If you think your last medical bill was expensive, consider this: The estimated cost to develop one drug today is $2.6 billion. And that number is only going up.
The research and development cost of new pharmaceuticals is tied largely to human and capital expenses over a period of years (typically a decade or longer). Discovery, clinical trials and the failed drugs that never make it to market are also folded into this estimate.
But Clemson’s Ilya Safro and his research team are working to reduce the time and cost of biomedical discovery through a unique text-mining technology that blends medical research and computer science into an innovative health technology. Created in partnership with the University of South Carolina College of Pharmacology and positioned to solve some of the most computationally difficult problems of our time, Safro’s scientific literature-based discovery uses natural language processing — a branch of artificial intelligence that helps computers understand, interpret and manipulate human language — on the Palmetto Cluster to discern answers, or at least possible hypotheses, from millions of previously unconnected biomedical research papers and notions.
Natural language processing, or NLP, draws from many disciplines including computer science and computational linguistics with the goal of bridging human communication and computer understanding.
Safro’s technology, called MOLIERE, is a biomedical hypothesis generator emerging as a crucial time-saving technique that sorts through 27 million public biomedical articles written over the last century; identifies concepts such as genes, diseases and side effects in the texts; then discovers unknown connections between those things that have been documented in the vast medical universe previously.
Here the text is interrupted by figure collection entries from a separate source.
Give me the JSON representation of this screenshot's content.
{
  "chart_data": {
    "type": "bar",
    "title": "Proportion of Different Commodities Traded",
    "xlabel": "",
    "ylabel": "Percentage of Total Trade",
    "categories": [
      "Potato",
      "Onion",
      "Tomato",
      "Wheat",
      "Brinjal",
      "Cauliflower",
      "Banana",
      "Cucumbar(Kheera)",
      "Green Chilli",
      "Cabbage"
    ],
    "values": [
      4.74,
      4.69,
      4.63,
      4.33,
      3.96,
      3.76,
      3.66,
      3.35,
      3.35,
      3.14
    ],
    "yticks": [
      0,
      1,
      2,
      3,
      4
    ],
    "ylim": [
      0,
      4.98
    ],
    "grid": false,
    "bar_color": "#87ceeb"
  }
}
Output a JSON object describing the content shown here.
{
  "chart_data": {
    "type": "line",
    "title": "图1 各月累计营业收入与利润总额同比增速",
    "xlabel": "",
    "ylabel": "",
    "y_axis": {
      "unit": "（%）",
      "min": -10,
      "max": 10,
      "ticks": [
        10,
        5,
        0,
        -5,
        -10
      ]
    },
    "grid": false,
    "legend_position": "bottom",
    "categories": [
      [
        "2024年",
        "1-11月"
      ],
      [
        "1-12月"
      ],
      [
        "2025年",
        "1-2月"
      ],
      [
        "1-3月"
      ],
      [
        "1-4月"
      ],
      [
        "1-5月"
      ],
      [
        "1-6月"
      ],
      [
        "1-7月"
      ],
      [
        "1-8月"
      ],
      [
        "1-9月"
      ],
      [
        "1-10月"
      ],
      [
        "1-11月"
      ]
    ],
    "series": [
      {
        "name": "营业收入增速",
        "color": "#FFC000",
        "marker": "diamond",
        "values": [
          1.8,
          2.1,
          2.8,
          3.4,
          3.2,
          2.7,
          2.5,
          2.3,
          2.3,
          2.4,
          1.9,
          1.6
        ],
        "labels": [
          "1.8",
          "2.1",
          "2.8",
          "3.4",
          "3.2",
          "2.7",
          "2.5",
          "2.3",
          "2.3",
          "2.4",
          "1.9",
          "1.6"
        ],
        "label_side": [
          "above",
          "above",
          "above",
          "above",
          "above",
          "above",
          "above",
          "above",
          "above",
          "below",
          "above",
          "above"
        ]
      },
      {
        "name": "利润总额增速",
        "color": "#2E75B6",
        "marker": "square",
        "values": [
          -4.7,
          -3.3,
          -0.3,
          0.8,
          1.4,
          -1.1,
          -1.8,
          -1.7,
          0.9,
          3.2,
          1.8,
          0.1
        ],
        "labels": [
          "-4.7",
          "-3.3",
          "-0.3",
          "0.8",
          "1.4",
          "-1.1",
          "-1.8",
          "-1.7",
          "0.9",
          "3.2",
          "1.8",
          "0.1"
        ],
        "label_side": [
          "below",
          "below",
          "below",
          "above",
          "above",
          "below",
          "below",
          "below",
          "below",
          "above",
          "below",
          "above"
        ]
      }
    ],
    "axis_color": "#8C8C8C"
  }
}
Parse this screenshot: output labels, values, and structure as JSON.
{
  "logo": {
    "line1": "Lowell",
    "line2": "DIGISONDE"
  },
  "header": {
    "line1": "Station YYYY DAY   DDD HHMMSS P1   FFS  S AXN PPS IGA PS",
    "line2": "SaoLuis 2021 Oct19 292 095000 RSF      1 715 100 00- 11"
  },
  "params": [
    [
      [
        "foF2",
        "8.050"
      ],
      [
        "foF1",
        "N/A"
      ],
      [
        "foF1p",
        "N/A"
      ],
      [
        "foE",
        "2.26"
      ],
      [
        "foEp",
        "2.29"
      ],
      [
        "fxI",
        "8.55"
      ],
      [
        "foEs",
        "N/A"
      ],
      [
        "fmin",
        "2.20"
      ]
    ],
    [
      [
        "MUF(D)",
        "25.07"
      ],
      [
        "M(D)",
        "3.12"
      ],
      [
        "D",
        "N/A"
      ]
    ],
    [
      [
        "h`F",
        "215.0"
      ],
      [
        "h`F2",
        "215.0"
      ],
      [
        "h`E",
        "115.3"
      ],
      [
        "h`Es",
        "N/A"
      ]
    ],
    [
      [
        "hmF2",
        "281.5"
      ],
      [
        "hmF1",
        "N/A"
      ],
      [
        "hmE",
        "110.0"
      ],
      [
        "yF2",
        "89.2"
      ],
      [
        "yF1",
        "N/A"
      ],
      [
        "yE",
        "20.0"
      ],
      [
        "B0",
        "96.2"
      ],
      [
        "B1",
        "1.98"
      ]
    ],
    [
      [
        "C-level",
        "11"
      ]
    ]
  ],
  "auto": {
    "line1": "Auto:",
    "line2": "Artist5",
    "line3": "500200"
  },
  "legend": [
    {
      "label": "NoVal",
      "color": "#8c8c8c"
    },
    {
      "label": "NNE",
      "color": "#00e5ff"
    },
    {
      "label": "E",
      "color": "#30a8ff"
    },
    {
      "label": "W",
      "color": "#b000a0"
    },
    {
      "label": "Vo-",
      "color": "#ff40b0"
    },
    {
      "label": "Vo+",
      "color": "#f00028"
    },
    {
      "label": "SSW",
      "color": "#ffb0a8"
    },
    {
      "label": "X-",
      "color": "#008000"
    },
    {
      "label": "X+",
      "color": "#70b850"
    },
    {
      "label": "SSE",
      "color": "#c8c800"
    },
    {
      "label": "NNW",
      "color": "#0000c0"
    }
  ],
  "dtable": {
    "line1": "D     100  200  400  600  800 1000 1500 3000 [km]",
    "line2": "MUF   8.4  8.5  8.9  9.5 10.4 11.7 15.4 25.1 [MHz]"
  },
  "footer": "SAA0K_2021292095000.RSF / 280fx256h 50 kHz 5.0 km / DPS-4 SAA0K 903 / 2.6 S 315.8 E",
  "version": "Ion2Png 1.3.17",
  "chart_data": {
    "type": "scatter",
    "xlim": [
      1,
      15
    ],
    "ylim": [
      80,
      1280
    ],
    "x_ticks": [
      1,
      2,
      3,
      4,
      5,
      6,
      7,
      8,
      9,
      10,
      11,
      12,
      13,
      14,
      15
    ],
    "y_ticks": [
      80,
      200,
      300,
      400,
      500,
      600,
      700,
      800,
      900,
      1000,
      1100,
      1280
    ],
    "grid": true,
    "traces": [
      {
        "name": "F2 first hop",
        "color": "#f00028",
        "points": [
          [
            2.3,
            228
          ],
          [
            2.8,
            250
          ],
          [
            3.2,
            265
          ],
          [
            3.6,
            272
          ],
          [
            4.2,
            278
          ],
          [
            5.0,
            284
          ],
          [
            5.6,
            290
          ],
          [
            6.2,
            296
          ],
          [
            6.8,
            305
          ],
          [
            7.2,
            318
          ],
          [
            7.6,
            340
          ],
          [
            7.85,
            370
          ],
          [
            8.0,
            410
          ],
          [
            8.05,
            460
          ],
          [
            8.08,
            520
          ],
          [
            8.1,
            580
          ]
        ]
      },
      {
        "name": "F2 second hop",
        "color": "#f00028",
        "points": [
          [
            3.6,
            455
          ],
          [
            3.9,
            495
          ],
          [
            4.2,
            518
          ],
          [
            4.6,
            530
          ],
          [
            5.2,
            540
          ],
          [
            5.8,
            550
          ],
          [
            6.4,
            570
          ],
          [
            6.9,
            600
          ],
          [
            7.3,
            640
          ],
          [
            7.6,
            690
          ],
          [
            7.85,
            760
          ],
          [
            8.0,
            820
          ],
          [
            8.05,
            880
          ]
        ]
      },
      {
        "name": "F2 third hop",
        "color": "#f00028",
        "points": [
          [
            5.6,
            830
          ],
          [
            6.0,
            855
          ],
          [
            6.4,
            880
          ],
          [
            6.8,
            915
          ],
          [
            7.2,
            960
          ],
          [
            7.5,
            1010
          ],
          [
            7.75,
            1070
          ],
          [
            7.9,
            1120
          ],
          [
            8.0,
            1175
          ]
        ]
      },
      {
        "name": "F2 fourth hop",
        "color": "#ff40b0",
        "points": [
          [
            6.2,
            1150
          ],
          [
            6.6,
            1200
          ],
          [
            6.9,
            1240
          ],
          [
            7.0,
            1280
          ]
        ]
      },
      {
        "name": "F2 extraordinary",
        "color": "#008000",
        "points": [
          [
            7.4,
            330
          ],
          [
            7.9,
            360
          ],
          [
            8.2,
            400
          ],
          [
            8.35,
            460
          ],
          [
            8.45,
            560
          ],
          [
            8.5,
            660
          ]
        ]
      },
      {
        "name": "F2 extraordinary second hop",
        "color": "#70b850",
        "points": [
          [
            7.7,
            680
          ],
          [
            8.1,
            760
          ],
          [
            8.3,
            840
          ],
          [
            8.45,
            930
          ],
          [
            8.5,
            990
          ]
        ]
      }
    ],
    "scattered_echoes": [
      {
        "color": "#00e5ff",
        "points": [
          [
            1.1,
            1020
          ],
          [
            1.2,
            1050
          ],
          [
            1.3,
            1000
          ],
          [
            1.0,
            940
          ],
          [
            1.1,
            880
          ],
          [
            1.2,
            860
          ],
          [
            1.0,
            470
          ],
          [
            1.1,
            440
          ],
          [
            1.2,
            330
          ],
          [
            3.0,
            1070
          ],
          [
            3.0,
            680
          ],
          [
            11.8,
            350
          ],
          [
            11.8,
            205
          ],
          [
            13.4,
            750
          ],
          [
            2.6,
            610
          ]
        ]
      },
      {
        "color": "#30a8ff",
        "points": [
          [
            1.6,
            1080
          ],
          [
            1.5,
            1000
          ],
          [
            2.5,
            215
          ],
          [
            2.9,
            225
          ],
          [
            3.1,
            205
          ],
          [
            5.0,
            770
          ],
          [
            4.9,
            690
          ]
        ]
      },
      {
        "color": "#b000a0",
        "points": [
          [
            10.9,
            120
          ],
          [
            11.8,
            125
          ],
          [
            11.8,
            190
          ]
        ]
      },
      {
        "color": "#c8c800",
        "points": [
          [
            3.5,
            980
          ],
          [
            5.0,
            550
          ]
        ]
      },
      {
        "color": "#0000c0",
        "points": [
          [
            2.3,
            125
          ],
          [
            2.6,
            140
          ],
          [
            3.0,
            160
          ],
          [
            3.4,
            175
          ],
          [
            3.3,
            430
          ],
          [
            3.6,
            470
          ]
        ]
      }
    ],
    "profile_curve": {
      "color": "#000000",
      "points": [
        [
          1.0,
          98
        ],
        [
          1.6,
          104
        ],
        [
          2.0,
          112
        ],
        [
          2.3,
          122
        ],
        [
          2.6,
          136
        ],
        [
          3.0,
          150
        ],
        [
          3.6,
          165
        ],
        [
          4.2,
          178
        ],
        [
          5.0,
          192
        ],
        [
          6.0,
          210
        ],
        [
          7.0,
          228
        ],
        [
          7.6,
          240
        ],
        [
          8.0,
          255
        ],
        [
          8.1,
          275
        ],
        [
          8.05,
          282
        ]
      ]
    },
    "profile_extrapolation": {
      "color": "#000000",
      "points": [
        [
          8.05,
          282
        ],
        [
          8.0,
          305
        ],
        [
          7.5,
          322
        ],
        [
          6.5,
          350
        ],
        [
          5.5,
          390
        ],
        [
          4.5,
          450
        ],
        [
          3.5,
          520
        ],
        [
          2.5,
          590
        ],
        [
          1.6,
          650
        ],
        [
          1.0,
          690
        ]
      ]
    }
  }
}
“Scientists are trying to connect disconnected things,” Safro explains. “They’re trying to come up with new notions and connect them with known information.” Those connections could make the future better, healthier and safer.
At the heart of his approach is a network of biomedical objects extracted from datasets of the National Center for Biotechnology Information. Widely and publicly available, these datasets include scientific papers, keywords, genes, proteins, diseases and much more. Safro’s group takes that historical data and writes algorithms that generate scientific hypotheses, homing in on the most significant information. That network, its implementation and all the resulting data are then made publicly available for the broader scientific community.
“Part of the problem is that the information we use for biology is much younger than [the information] we use than for many other sciences,” Safro says. “However, ironically, this allows algorithms to operate less blindly to discover new information.” And quickening the sharing and understanding of that information is key to new discovery. Twenty years ago, Safro was already doing this work for a drug design company — searching medical texts, extracting words and phrases, putting them in a network and looking for distant connections.
“The problem was, I could take a very limited number of papers in a certain domain and then process those papers on my desktop,” Safro says, “and that’s all that I could do.”
Using the Palmetto Cluster, in 10 to 20 minutes, he can build a query that pulls relevant studies and articles spanning more than 100 years. Better yet, his students have the opportunity to participate in this method and go on to do this work for pharmaceutical and biomedical companies.